Impact in Older Adults of Reducing Anticholinergic and Sedative Rx Burden on Physical Function Measured by Wearables

Medications with sedative or anticholinergic effects such as antidepressants, benzodiazepines, or opioids have been associated with impaired cognitive and physical function. They are referred to as potentially inappropriate medications or medications that are best avoided by older adults. The accumulated evidence has now shifted the clinical and research focus to evaluating the who, what, and how of the best way to deprescribe (i.e., dose reduction or cessation of these medications). The Drug Burden Index (DBI) allows researchers and clinicians to quantify the cumulative burden of anticholinergic and sedative medications in each patient. Deprescribing these medications is a complex health intervention based on trade-offs between their clinical benefits (e.g., symptom management and prevention of diseases) and their adverse drug events to improve physical and cognitive function. Existing physical function performance metrics, such as gait speed captured in the clinic, are often non-specific and do not reflect real-life performance. Innovative mobility metrics are required to better understand specific deficits with age and disease and the effects of medications on these deficits.
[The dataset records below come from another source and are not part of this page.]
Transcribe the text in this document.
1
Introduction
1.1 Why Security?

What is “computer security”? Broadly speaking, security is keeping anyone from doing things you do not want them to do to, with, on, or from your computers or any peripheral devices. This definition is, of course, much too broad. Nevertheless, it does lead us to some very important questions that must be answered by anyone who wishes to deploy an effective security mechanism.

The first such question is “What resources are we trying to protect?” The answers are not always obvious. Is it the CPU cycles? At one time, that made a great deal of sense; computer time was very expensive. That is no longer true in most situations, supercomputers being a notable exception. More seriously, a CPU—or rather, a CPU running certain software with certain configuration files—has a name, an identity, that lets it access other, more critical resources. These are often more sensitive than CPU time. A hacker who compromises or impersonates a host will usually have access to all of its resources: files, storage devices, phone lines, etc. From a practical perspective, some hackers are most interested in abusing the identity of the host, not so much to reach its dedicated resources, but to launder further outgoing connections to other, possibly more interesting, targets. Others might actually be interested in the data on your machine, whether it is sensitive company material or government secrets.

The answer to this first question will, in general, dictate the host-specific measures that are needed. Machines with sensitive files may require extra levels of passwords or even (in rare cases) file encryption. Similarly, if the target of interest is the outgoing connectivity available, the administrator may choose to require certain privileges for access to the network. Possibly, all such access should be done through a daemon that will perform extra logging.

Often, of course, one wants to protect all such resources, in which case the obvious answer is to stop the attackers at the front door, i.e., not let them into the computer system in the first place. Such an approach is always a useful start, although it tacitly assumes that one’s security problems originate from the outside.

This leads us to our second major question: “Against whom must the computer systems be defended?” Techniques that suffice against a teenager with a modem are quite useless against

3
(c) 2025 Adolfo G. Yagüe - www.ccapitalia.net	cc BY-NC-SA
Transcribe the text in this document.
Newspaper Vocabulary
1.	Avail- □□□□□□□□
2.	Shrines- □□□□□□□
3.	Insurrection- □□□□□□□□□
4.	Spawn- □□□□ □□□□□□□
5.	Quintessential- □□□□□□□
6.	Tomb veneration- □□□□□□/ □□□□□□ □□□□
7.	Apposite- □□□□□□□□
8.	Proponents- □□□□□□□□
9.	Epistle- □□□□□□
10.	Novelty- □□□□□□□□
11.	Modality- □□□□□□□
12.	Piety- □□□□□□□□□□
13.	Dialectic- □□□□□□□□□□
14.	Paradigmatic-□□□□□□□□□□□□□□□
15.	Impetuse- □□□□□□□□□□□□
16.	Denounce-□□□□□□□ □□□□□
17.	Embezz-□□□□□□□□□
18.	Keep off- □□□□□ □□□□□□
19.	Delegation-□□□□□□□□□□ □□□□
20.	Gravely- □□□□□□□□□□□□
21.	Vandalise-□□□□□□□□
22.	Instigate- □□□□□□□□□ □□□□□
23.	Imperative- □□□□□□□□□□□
The goal of this project is to better characterize the impact of reducing the anticholinergic and sedative medication burden on physical function in older adults by novel mobility metrics in lab and real-life environments.

A prospective, longitudinal cohort of 182 community-dwelling older adults (≥ 65 years) with a DBI of ≥ 1 will be completed. Using a quasi-experimental design, recruited patients will undergo a medication deprescribing plan, as part of usual clinical care, that includes three gradual changes to their medication regimen resulting in three DBI levels. At each DBI level, physical function mobility including dual-task tests) will be assessed in the lab with wearable sensors during validated clinical tests such as the Short Physical Performance Battery. Objective balance and mobility metrics (e.g., sway area and frequency, stride length) will be extracted. Physical function will also be assessed continuously in the patient's real-life environment from recruitment to the last lab visit, using wearable (Apple Watch® with ankle inertial measurement unit) and environmental sensors. Cognition will be measured using the Montreal Cognitive Assessment, Trail Making Test Part A & B, and Digit Symbol Substitution Test.